Tuesday 22 September 2015

Not forgotten in the waiting

Infertility came up in the sermon at church on Sunday. The guy speaking (who was a visiting speaker) talked about a lady in his church who had a testimony of becoming pregnant soon after a group of 2&3 year old laid hands on her tummy and prayed life. She had been through many years of infertility treatments with no success. The guy speaking said that after this testimony had been shared in his church several couples had approached him and his wife saying "we're infertile, please pray for us". At the end of the service I toyed with the idea of going up to this guy with Neil and asking for prayer. It had not been the focus of the sermon and I wasn't sure if it was the right thing to do. However, after being spontaneously encouraged by one of the elders to ask them to pray for us we went up and waited as they were playing with someone. A friend came and stood with us which helped loads. When they were free we stood in front of then and I realised I had no idea what to say! I'm used to everyone knowing our story and I enjoy not having to explain. After a few seconds of awkward silence I took Neil's hand and blurted out " we're infertile! " Before I could ask for prayer or even tell them our names or story they laid hands on us and started praying for us. It was a really valuable time of prayer. They knew nothing about us but prayed things very relevant to us just now. I love all these little reminders that God has not forgotten us.

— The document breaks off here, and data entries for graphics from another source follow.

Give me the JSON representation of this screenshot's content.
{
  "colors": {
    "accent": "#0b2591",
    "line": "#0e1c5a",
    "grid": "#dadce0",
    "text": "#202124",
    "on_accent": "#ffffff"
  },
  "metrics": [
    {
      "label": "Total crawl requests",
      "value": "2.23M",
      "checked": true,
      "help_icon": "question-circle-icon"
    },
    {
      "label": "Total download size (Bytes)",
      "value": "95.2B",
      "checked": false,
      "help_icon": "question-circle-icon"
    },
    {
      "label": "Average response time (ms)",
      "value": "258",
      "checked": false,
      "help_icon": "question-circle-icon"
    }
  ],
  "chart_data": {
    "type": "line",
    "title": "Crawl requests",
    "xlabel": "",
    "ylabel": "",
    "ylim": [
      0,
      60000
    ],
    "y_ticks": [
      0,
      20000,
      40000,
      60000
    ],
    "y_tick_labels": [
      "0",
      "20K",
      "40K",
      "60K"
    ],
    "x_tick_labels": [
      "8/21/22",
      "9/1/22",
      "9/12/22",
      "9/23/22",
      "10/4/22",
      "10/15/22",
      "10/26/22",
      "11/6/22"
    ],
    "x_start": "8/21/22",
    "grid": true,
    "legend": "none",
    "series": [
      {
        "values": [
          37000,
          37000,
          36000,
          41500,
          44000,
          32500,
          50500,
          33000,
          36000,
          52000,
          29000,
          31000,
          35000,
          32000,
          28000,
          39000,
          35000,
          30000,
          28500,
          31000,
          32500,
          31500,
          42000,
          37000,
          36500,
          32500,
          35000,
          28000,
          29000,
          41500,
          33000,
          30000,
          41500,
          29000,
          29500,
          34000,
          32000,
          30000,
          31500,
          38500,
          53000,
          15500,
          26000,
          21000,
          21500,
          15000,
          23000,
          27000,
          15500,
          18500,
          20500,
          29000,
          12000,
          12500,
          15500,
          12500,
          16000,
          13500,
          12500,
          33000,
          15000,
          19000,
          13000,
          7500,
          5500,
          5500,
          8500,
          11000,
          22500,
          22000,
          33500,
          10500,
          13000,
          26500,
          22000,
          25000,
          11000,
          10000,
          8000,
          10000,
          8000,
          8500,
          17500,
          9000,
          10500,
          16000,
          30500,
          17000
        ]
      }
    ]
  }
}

In other news our journey has started to get interesting again after months of inactivity. When your life is wrapped up in infertility waiting becomes a way of life. You wait for test results, appointments, procedures, particular days in your cycles, meds to be delivered... The list goes on. And of course there is the monthly wait to see if this will be your month. Before IVF I would wait to see if my period would not come meaning I was pregnant. During IVF I find myself waiting each month for it to come so things can happen. After my egg collection in June I had to wait for my third period before phoning the clinic to book in for my frozen embryo transfer. Last month I had an epic 48 day cycle so the wait for the third has been excruciatingly long. But I am happy to report that yesterday that wait came to an end! I was at work so Neil emailed the clinic and they phoned me this morning. The next step is to have a scan around day 10 and then transfer about 10 days after that depending on how things look. The receptionist I spoke to this morning could not book me in for a scan, she said the nurses had to do that and would call me later today. I waited by my phone all day and they never phoned! It's too late to phone now so I'll have to call in the morning. More waiting! Still it's all happening finally! In around 22 days I'll be having one of my frozen blobs put inside my uterus! Then we wait to see if it's worked.